Working in the Israeli city of Netanya, next door to our offices was a spam operation with roughly 30 employees. One day they weren’t there anymore.

They were blog comment spammers, but officially were doing Search Engine Optimization or SEO. Instead of optimizing content, they posted illicit comments on many blogs with commercial or misleading messages leading to their clients’ web sites, mainly for the purpose of increasing their clients’ web sites visibility in search engines such as Google. They would do this using an illegal tool such as botnets, and make quite a bit of money.

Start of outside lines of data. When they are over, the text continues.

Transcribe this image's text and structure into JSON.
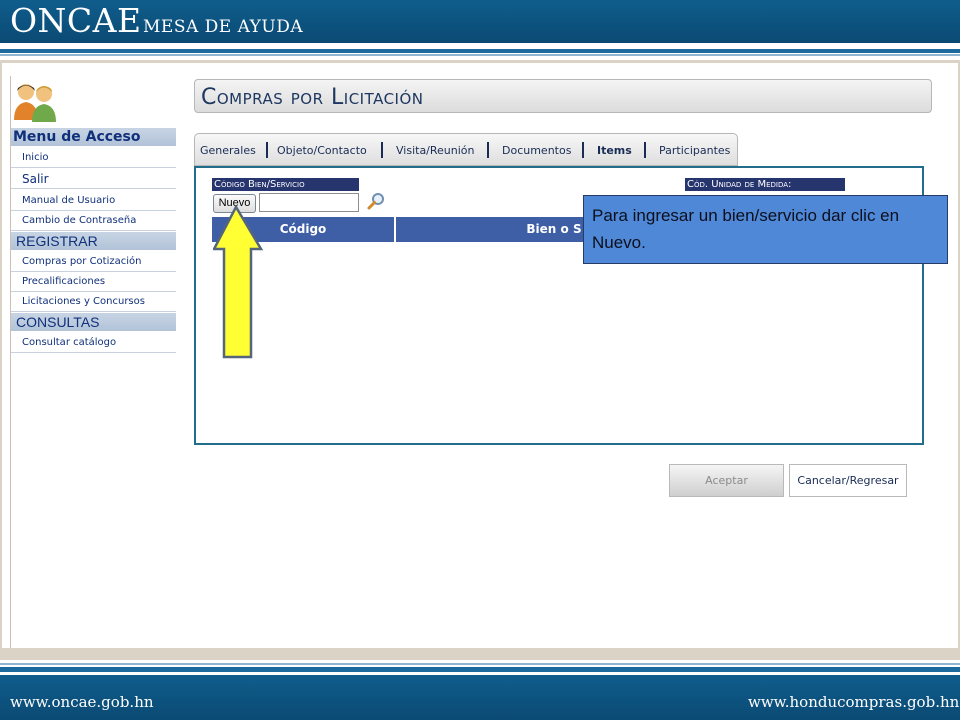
{
  "banner": {
    "brand": "ONCAE",
    "subtitle": "MESA DE AYUDA"
  },
  "sidebar": {
    "menu_title": "Menu de Acceso",
    "items": [
      {
        "label": "Inicio"
      },
      {
        "label": "Salir"
      },
      {
        "label": "Manual de Usuario"
      },
      {
        "label": "Cambio de Contraseña"
      }
    ],
    "registrar": {
      "title": "REGISTRAR",
      "items": [
        {
          "label": "Compras por Cotización"
        },
        {
          "label": "Precalificaciones"
        },
        {
          "label": "Licitaciones y Concursos"
        }
      ]
    },
    "consultas": {
      "title": "CONSULTAS",
      "items": [
        {
          "label": "Consultar catálogo"
        }
      ]
    }
  },
  "main": {
    "title": "Compras por Licitación",
    "tabs": [
      {
        "label": "Generales"
      },
      {
        "label": "Objeto/Contacto"
      },
      {
        "label": "Visita/Reunión"
      },
      {
        "label": "Documentos"
      },
      {
        "label": "Items"
      },
      {
        "label": "Participantes"
      }
    ],
    "active_tab": "Items",
    "fields": {
      "codigo_label": "Código Bien/Servicio",
      "unidad_label": "Cód. Unidad de Medida:",
      "new_button": "Nuevo",
      "code_value": ""
    },
    "table": {
      "headers": [
        "Código",
        "Bien o S"
      ]
    },
    "buttons": {
      "accept": "Aceptar",
      "cancel": "Cancelar/Regresar"
    }
  },
  "callout": {
    "text": "Para ingresar un bien/servicio dar clic en Nuevo."
  },
  "footer": {
    "left": "www.oncae.gob.hn",
    "right": "www.honducompras.gob.hn"
  },
  "colors": {
    "brand_blue": "#0f5d8c",
    "nav_text": "#10307a",
    "table_header": "#3e5ea6",
    "callout_bg": "#4f88d6",
    "arrow_fill": "#ffff33"
  }
}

The reason for their disappearance soon became clear; nearly all their clients were gone. A law was passed in the United States which addressed online gambling operations (”Unlawful Internet Gambling Enforcement Act” - UIGEA). As a result, the public gaming industry ceased accepting online wagers. More than that, UIGEA addressed processing payments to and from Internet gambling sites. In a day, most of US-based gambling web sites ceased to exist (others moved over-seas, although quite a bit of the world’s credit processing is done by US firms). This effectively caused
the death of numerous black hat SEO companies–comment spammers. Perhaps the UIGEA measure against processing of payments proved too difficult to overcome. Not being a lawyer I can’t say exactly how UIGEA caused this death. No matter, US online gambling operations were effectively destroyed.

Spam decreased. The underlying cause for that was that the clients weren’t there due to the inability to process payments because of the online Casinos law.